Regarded as one of the oligarchs closest to the Kremlin -- and one of the highest-profile victims of the country's stock market crash -- Deripaska said Russian companies should cut capacity rather than wait for a rapid recovery, and the state should seek resources for a major infrastructure renewal.

"A new partnership between the state and the business community is needed," he said in an interview during a tour of Latin America with President Dmitry Medvedev last week.

Deripaska, whose business empire piled up an estimated $20 billion of debt as it grew, has been drastically hit by a 75 percent fall in share prices since their May peak.

Since many of his bank loans were guaranteed against shares, lenders have been calling in debts. Deripaska was forced to give up stakes in German construction firm Hochtief and Canadian car parts maker Magna last month and used bailout money from the Kremlin to avoid losing a stake in metals giant Norilsk Nickel.

Deripaska's empire was the biggest single beneficiary so far of a $210 billion government rescue package, receiving $4.5 billion to help repay foreign debt.
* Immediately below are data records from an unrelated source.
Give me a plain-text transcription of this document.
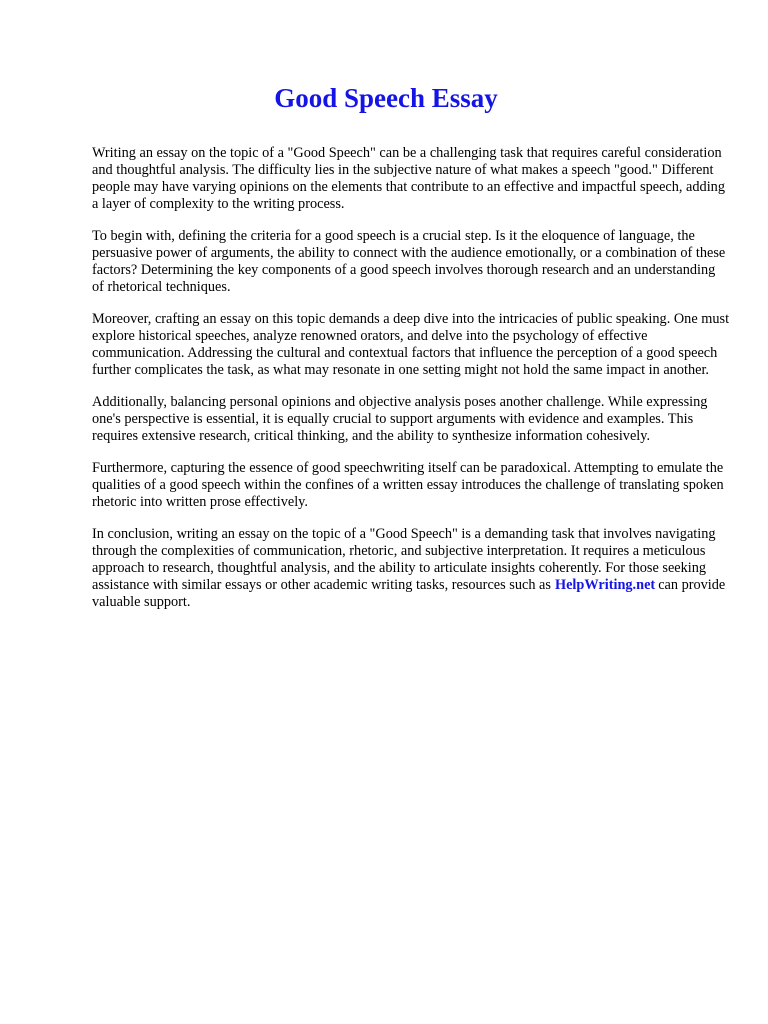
Good Speech Essay

Writing an essay on the topic of a "Good Speech" can be a challenging task that requires careful consideration and thoughtful analysis. The difficulty lies in the subjective nature of what makes a speech "good." Different people may have varying opinions on the elements that contribute to an effective and impactful speech, adding a layer of complexity to the writing process.

To begin with, defining the criteria for a good speech is a crucial step. Is it the eloquence of language, the persuasive power of arguments, the ability to connect with the audience emotionally, or a combination of these factors? Determining the key components of a good speech involves thorough research and an understanding of rhetorical techniques.

Moreover, crafting an essay on this topic demands a deep dive into the intricacies of public speaking. One must explore historical speeches, analyze renowned orators, and delve into the psychology of effective communication. Addressing the cultural and contextual factors that influence the perception of a good speech further complicates the task, as what may resonate in one setting might not hold the same impact in another.

Additionally, balancing personal opinions and objective analysis poses another challenge. While expressing one's perspective is essential, it is equally crucial to support arguments with evidence and examples. This requires extensive research, critical thinking, and the ability to synthesize information cohesively.

Furthermore, capturing the essence of good speechwriting itself can be paradoxical. Attempting to emulate the qualities of a good speech within the confines of a written essay introduces the challenge of translating spoken rhetoric into written prose effectively.

In conclusion, writing an essay on the topic of a "Good Speech" is a demanding task that involves navigating through the complexities of communication, rhetoric, and subjective interpretation. It requires a meticulous approach to research, thoughtful analysis, and the ability to articulate insights coherently. For those seeking assistance with similar essays or other academic writing tasks, resources such as HelpWriting.net can provide valuable support.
But the 40-year-old businessman says state handouts are not enough.

"We can bet on investment in housing and infrastructure," Deripaska said. "Investment in housing, roads, schools and utility services will help keep afloat a chain of other sectors such as construction materials, machine-building, metallurgy.

"Such projects will also help to employ people who will lose jobs in other sectors," he added.

Deripaska's recipe is very similar to the one used by U.S. President Franklin D. Roosevelt, who used state-funded infrastructure projects to create jobs and boost consumer demand in the years of the Great Depression.

Infrastructure renewal would directly benefit Deripaska, whose business interests grouped under the Basic Element holding company range from construction, resources and aluminum to car making, machine building and financial services.

"There will be losses from the crisis indeed, the task is to make them minimal," Deripaska said.

"Businesspeople should trim their businesses, leaving only structures that will be needed in the next 15 years, while the government should attract new resources," he added.

Last month, Medvedev admitted for the first time that the financial crisis had spread to Russia's real economy and that it could face a sharp rise in unemployment. Analysts predict a sharp fall in living standards as well.

"The state should help those who suffered most," Deripaska said. "We [businesspeople] will survive one way or another, while the crisis may ruin many ordinary people."

The Kremlin says massive reserves accumulated in the years of the oil boom give the country a safety cushion to ensure a soft landing during the crisis.

But falling oil prices and support for the national currency, industries and financial sector are rapidly draining the reserves, which currently stand at $450 billion, $150 billion below their highest point in August.

"I am pretty sure that we will see the price of oil at $35 per barrel," the billionaire said. "One big problem is that companies are cutting back on exploration. That means they will have no resources when it comes to boosting production."

The price of Urals crude has fallen 67 percent since this year's July 3 high to $43.07 a barrel on Tuesday.

Deripaska said many of his business colleagues think that they just need to survive the storm by relying on government support and waiting for things to return to their original precrisis state.

"Some of them are trying to save production capacities and keep prices high, waiting for a [recovery]," he said.

"This makes it difficult for others to restructure. For instance, high domestic prices for metals do not allow the production of cheaper cars.

"The hand of the state should become visible and solid," Deripaska added. "It is the government's responsibility to find the right balance between supply and demand, to find a price balance. This requires manual control."

Deripaska said government infrastructure projects could not only create new jobs but also encourage consumer demand.

"We are a lucky country in a way," he said. "As opposed to the West, where most basic consumer demands are already met, Russians tend to spend rather than to save once they get money in their hands."

"For instance, in more than 12 million families, more than one generation lives under the same roof. There is a huge objective demand for housing, and people will buy apartments if they are offered them at reasonable prices," he said.

"The same goes for cars and many other things."